Applied Microbiology and Biotechnology

, Volume 103, Issue 21–22, pp 8839–8851 | Cite as

Biocatalytic production of D-p-hydroxyphenylglycine by optimizing protein expression and cell wall engineering in Escherichia coli

  • Yang Liu
  • Lingfeng Zhu
  • Wenpeng Qi
  • Bo YuEmail author
Biotechnological products and process engineering


D-p-hydroxyphenylglycine (D-HPG) functions as an intermediate and has important value in antibiotic industries. The high pollution and costs from chemical processes make biotechnological route for D-HPG highly desirable. Here, a whole-cell transformation process by D-hydantoinase(Hase) and D-carbamoylase(Case) was developed to produce D-HPG from DL-hydroxyphenylhydantoin(DL-HPH) in Escherichia coli. The artificially designed ribosome binding site with strong intensity significantly facilitated the protein expression of limiting step enzyme Case. Next, the cell wall permeability was improved by disturbing the peptidoglycan structure by overproduction of D,D-carboxypeptidases without obviously affecting cell growth, to increase the bioavailability of low soluble hydantoin substrate.
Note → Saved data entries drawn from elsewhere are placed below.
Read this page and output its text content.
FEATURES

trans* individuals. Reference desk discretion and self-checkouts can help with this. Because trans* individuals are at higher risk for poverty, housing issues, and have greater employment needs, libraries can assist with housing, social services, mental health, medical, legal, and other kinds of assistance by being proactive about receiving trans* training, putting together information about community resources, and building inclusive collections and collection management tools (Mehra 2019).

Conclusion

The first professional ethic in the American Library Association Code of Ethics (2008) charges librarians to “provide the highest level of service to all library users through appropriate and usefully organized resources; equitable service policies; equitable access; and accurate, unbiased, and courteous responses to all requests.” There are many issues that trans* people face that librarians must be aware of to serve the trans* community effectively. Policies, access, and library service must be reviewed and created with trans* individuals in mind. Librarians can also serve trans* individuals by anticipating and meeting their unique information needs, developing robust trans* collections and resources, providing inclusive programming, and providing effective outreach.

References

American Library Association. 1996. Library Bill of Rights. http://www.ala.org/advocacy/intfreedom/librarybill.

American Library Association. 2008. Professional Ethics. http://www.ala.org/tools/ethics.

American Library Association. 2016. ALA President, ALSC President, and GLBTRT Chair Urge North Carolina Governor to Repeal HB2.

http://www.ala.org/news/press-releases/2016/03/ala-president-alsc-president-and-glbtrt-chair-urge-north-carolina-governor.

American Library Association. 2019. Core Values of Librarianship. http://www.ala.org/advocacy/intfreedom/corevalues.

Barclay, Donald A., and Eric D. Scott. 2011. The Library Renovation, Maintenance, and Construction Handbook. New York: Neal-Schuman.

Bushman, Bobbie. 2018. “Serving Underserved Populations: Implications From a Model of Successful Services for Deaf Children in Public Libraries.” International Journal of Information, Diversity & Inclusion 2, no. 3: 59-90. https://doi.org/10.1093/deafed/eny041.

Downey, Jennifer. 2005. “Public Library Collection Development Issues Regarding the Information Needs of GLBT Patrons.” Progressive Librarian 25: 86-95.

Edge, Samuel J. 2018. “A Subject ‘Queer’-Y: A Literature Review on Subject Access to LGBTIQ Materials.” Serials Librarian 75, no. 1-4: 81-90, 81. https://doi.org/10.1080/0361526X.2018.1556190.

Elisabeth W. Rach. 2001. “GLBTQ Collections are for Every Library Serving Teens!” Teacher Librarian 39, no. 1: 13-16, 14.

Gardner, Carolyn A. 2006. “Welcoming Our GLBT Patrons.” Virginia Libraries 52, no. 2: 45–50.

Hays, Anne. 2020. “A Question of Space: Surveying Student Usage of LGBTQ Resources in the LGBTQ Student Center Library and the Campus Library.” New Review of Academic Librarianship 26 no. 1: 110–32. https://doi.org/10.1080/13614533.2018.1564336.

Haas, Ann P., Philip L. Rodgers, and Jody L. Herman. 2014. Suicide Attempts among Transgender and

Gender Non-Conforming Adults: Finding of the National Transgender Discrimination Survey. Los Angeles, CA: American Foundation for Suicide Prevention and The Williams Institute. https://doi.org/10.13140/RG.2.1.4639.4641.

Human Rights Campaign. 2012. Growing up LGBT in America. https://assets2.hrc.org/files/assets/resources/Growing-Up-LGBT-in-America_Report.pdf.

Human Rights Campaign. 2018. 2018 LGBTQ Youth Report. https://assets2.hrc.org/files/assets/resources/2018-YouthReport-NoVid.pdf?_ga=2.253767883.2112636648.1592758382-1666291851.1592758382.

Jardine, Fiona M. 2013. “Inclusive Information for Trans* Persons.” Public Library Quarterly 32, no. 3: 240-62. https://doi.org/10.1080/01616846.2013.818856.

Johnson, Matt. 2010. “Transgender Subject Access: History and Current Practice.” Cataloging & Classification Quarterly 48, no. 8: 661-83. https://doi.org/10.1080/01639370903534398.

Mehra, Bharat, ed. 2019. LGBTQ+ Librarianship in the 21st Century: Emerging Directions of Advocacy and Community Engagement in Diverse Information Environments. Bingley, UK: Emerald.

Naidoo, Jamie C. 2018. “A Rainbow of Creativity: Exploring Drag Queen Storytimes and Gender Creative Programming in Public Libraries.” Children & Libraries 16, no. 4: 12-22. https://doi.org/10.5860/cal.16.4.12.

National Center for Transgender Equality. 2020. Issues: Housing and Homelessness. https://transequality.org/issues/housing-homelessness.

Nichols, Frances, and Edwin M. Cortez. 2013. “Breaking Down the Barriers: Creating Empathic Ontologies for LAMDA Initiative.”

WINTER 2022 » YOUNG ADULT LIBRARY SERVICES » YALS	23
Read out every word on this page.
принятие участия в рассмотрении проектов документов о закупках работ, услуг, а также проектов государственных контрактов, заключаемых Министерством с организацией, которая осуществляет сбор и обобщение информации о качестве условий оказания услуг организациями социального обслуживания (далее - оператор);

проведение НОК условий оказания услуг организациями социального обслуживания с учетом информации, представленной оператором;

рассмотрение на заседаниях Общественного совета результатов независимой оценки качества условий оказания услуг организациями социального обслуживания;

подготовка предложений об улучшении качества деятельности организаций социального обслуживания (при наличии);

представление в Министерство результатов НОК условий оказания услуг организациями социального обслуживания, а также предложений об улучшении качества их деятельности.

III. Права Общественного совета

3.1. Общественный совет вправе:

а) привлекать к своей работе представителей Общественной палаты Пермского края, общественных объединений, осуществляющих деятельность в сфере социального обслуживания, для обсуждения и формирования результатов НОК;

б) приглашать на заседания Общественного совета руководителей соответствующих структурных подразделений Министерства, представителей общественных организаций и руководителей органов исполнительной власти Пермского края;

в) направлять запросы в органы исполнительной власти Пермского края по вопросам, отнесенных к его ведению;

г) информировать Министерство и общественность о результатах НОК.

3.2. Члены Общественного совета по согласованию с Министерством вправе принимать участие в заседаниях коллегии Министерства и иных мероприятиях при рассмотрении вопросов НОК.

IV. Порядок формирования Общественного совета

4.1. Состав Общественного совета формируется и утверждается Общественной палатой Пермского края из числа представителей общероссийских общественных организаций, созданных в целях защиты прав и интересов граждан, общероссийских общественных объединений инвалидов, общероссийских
By fine-tuning regulation of expression level of D,D-carboxypeptidase DacB, the final production yield of D-HPG increased to 100% with 140 mM DL-HPH substrate under the optimized transformation conditions. This is the first example to enhance bio-productivity of chemicals by cell wall engineering and creates a new vision on biotransformation of sparingly soluble substrates. Additionally, the newly demonstrated ‘hydroxyl occupancy’ phenomenon when Case reacts with hydroxyl substrates provides a referential information for the enzyme engineering in future.


D-p-hydroxyphenylglycine Cell permeability D,D-carboxypeptidase D-carbamoylase Escherichia coli 


Funding information

The work was supported by Beijing Natural Science Foundation, China (5182021), National Science Foundation of China (11604359), and Ministry of Science & Technology, China (KY201701011).

Compliance with ethical standards

Conflict of interest

The authors declare that they have no conflict of interests.

Ethical approval

This article does not contain any studies with human participants or animals performed by any of the authors.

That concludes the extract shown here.